How do I show $\frac{1}{\sqrt L}e^{\frac{2\pi inx}{L}}$ is an orthonormal set for $L^2[a, b]$ (where $|b-a|=L$)?

Question

Let $$f_n=\frac{1}{\sqrt L}e^{\frac{2\pi inx}{L}}$$ To check that they're orthonormal I calculate their scalar product: $$(f_n, f_k)=\int_a^b \bar f_n(x)f_k(x)dx$$ Of course if n=k the scalar product equals to 1. My issue is with $n\not=k$, in which case we have: $$(f_n, f_k)=\int_a^b \frac{1}{\sqrt L}e^{\frac{-2\pi inx}{L}}\frac{1}{\sqrt L}e^{\frac{2\pi ikx}{L}}dx=\frac{1}{L}\int_a^b e^{\frac{2\pi i(k-n)x}{L}}=\frac{1}{2\pi i(k-n)}\left( e^{\frac{2\pi i(k-n)b}{L}}-e^{\frac{2\pi i(k-n)a}{L}} \right)$$ Firstly I suppose that $k-n$ doesn't cause any problems since it's just an integer. Something that would work is the following: $$e^{\frac{2\pi i(k-n)a}{L}}=\left(e^{2\pi i(k-n)}\right)^\frac{a}{L}=1^\frac{a}{L}=1$$ And same for $b$. Since $b/L$ and $a/L$ are real numbers though, I don't think I can do that, since we are doing the root with a real index of a complex number. I found a lot of pdfs and posts online talking about the case where $L=2\pi$, but I can't find a more general explanation, so I hope someone can help me.

Answer 1

You may do it the hard way.

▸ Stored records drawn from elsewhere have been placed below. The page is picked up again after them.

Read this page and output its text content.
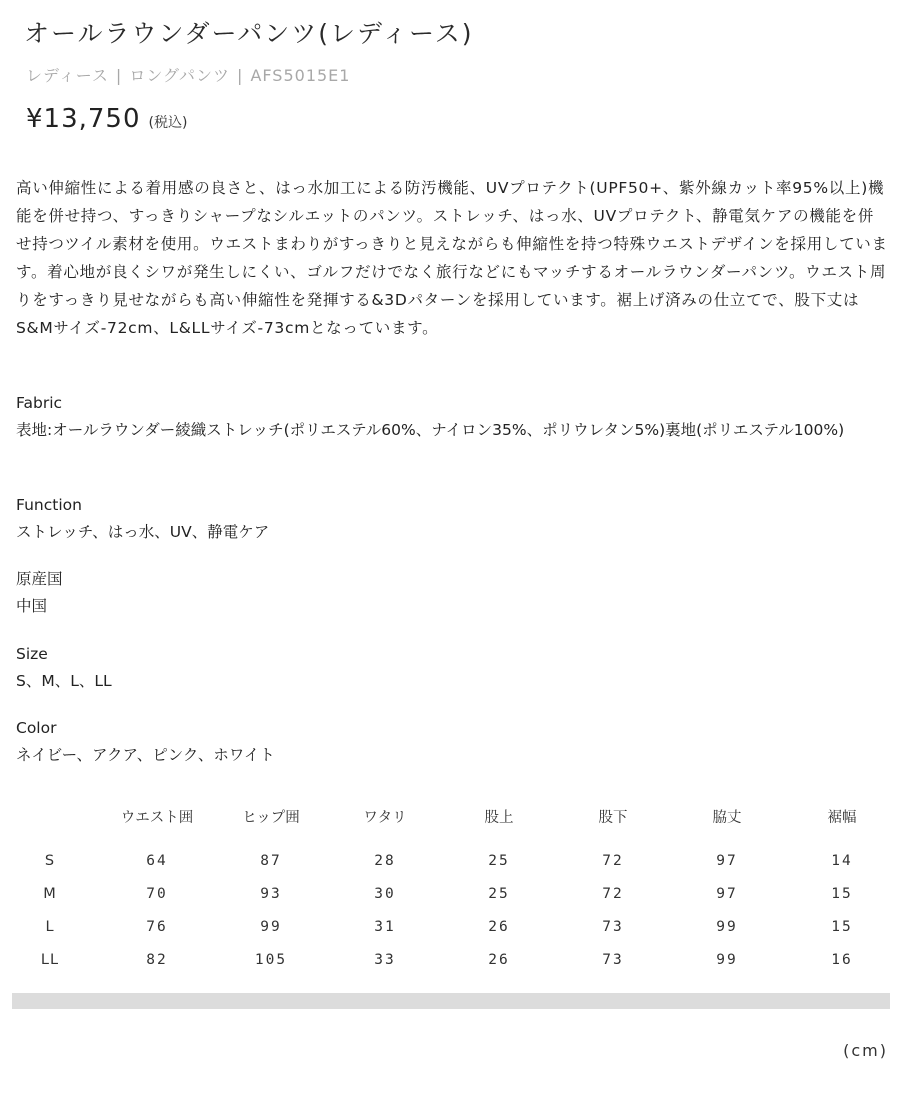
オールラウンダーパンツ(レディース)
レディース | ロングパンツ | AFS5015E1
¥13,750 (税込)

高い伸縮性による着用感の良さと、はっ水加工による防汚機能、UVプロテクト(UPF50+、紫外線カット率95%以上)機能を併せ持つ、すっきりシャープなシルエットのパンツ。ストレッチ、はっ水、UVプロテクト、静電気ケアの機能を併せ持つツイル素材を使用。ウエストまわりがすっきりと見えながらも伸縮性を持つ特殊ウエストデザインを採用しています。着心地が良くシワが発生しにくい、ゴルフだけでなく旅行などにもマッチするオールラウンダーパンツ。ウエスト周りをすっきり見せながらも高い伸縮性を発揮する&3Dパターンを採用しています。裾上げ済みの仕立てで、股下丈はS&Mサイズ-72cm、L&LLサイズ-73cmとなっています。

Fabric
表地:オールラウンダー綾織ストレッチ(ポリエステル60%、ナイロン35%、ポリウレタン5%)裏地(ポリエステル100%)
Function
ストレッチ、はっ水、UV、静電ケア
原産国
中国
Size
S、M、L、LL
Color
ネイビー、アクア、ピンク、ホワイト
	ウエスト囲	ヒップ囲	ワタリ	股上	股下	脇丈	裾幅
S	64	87	28	25	72	97	14
M	70	93	30	25	72	97	15
L	76	99	31	26	73	99	15
LL	82	105	33	26	73	99	16
(cm)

By definition, for any real $b\in\mathbb{R}$ we have $e^{bi}=\cos(b)+i\sin(b)$, so your integral becomes:

$\displaystyle\frac{1}{L}\int_a^b e^\frac{2πi(k-n)x}{L}dx=\displaystyle\frac{1}{L}\left(\int_a^b \cos\left(\frac{2π(k-n)x}{L}\right)dx+i\int_a^b\sin\left(\frac{2π(k-n)x}{L}\right)dx\right)$

if $y=\frac{2\pi(k-n)(x-a)}{L}$ we get

$C\left(\displaystyle\int_0^{2\pi(k-n)} \cos(y+c)dy+i\int_0^{2\pi(k-n)} \sin(y+c)dy\right)$

where $C$ and $c$ are constants.

It should be clear now that this are zero.